As companies seek to reduce their carbon footprint, processing metals into goods that do not have to travel far is an environmental goal.
Currently, the majority of lithium mined in Argentina, Australia or Chile is sent to China to be processed into battery-grade lithium so it can be used in cars or for other products. Then it is sent back to the West to be used in car batteries, running up a sizable carbon footprint.
“There is a global race in Europe and the U.S. to change dependence on China for the processing of lithium, one of the key elements to make car batteries,” Caspar Rawles, of Benchmark Mineral Intelligence, a price reporting agency in mineral supplies, told VOA in an interview.
China currently controls 59% of processing plants and the United States 4%. According to Benchmark data, Europe has no major plants.
Extremadura New Energies, the company that hopes to start the Caceres mine and processing plant in a $633 million project, wants to change the reliance on China.
Opponents
The company, however, faces determined opposition from conservationists and city authorities in Caceres. A judge is expected to make a decision on the project later this year.
“More than having lithium, [the important thing] is to have the capacity to treat it so it can be used in a battery. We don’t have that at the moment in Europe,” Ramon Jimenez, the CEO of Extremadura New Energies, told VOA in a Zoom interview.
“We don’t want the lithium to travel to China to be processed and then coming back because we are creating a lot of CO2 that we are releasing to the atmosphere. This creates a big carbon footprint and is not good for the environment.”
China currently has 60%-70% of the lithium market. By 2030, Europe will reach 15% and the U.S. will have a 12% share, Jimenez estimated.
Jimenez said that after listening to conservationists’ fears about the impact of the project, the company had changed its plans.
He said the mine would be underground and be powered using green hydrogen so it would be more sustainable.

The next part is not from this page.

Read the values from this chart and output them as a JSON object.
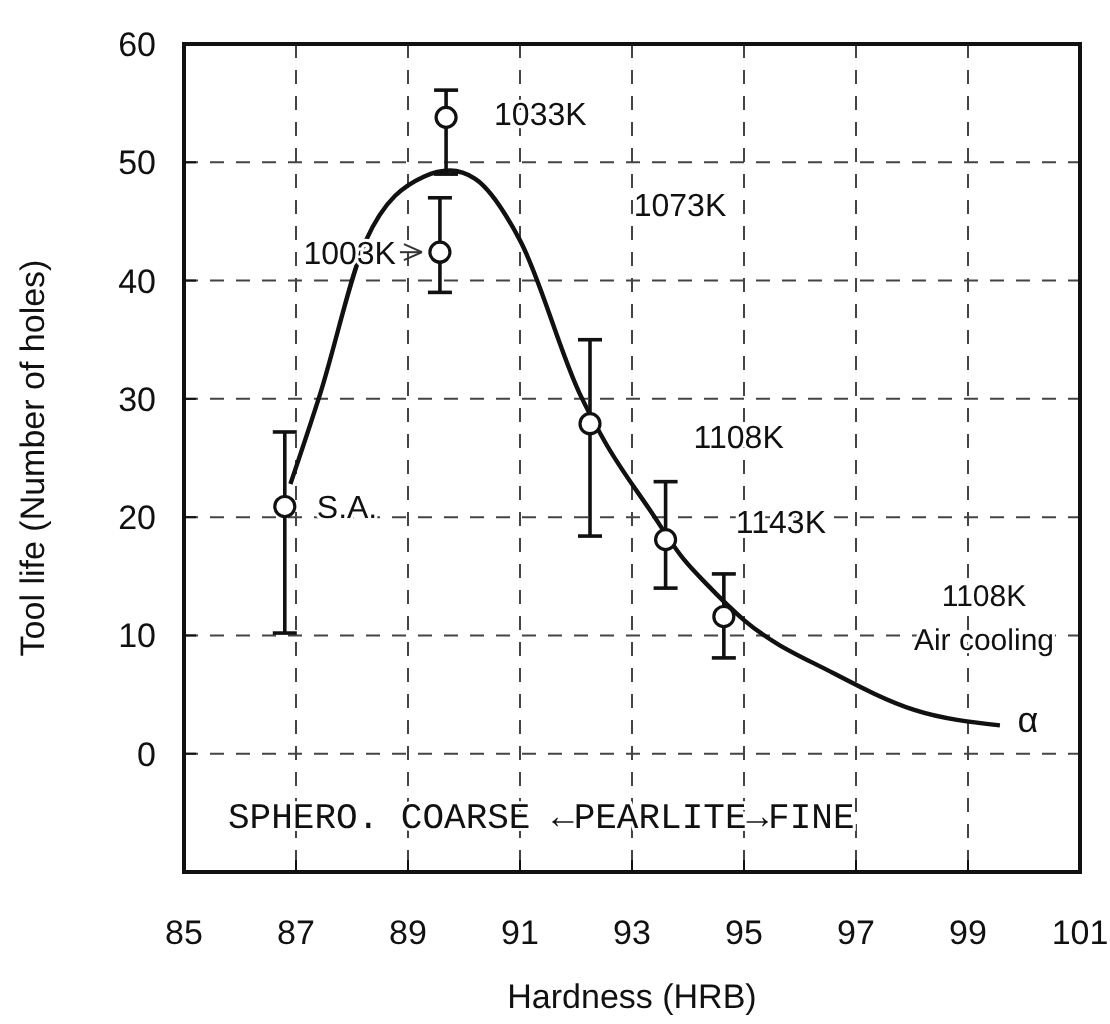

Alejandro Palomo, of Salvemos La Montana (meaning Save the Mountain), the conservation group opposed to the mine, said that despite the change of plans, the mine would harm the underground water supply from the mountain on which the city of Caceres depends.
“It will also affect the air quality because of the chemicals which the processing plant uses. The mining may affect the historical center of the city, which was declared a UNESCO World Heritage Site in 1986,” he told VOA in a telephone interview.
He said “all the city” was against the plan for the mine, which would only bring 100 jobs, most of them in specialized fields.
Some information for this report came from Reuters.